By Kristen Pownall

Arizona Daily Wildcat

UA students angered at the recent recommended cuts of the Journalism program and Communications and Near Eastern Studies graduate programs took their concerns to higher powers yesterday.

About 10 students, some armed with signs, protested in front of the University of Arizona Administration building yesterday as a crowd of 50 or more gathered around.

Later, several journalism and communications students moved on to address members of the Arizona Board of Regents in their meeting in the Student Union.

A committee headed by Holly Martin Smith, dean of the College of Social and Behavioral Sciences, suggested last week the eventual phase-out of the Journalism department and the Communication and Near Eastern Studies graduate programs over the next three years.

Students at the rally spoke out against the recommendations.

"This institution is ours and we need to have some say in running it," said Sophie Durney, a Mexican-American studies junior. He added that not everyone comes to the UA to do research.

Durney's words then touched off a debate with other attending students about the importance of research at the UA.

"Are you saying research isn't important?" said Brian Van Tine, a chemistry and biology senior. "You can't save every department when cuts need to be made. I'm not saying Journalism should be cut, but something has to be."

Vice Provost Martha Gilliland broke through the crowd to speak with the protesters, reaffirming that the proposed cuts are only the first in a series of steps leading to the possible elimination of the selected departments.

Smith and UA spokeswoman Sharon Kha also came down to answer student's questions and reiterate reasons why the prospective programs were chosen.

The committee's report cited, among other reasons, that there is a low demand for Near Eastern Studies graduates, that only 30 percent of students in the Journalism program go on to receive journalism jobs, and that the Communication graduate program has a small amount of applicants.
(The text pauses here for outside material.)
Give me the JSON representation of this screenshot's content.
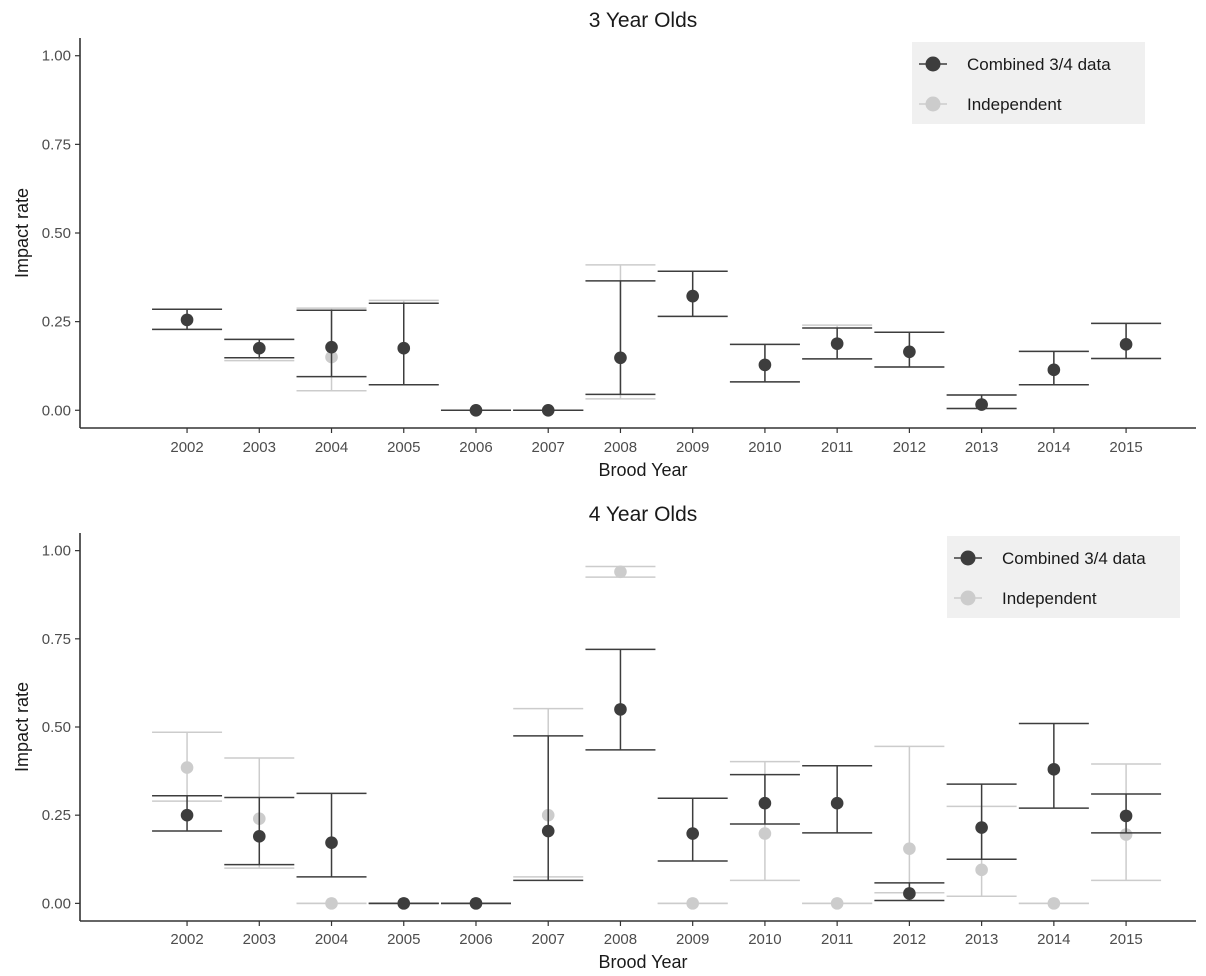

"I was very surprised to see the administration here," said Donine Dominice, a journalism graduate student."I can give them a small amount of credit to come out and face their accusers."

Some students attending the protest then went up to the regents meeting and spoke to the board during a call to the audience. Several professors and past graduates from the Journalism department also spoke during the call.

Frank Sotomayor, assistant metropolitan editor for the Los Angeles Times and a 1966 UA graduate, told the regents he felt the rationale for recommending the cuts was flawed.

"I attribute my success as a news writer and editor to the University of Arizona Journalism department," Sotomayor said. "The Journalism department is known nationally for its outstanding teaching and services."

And Amy Ebesu, a third-year communication graduate student, expressed similar sentiment to the board about the proposed cuts.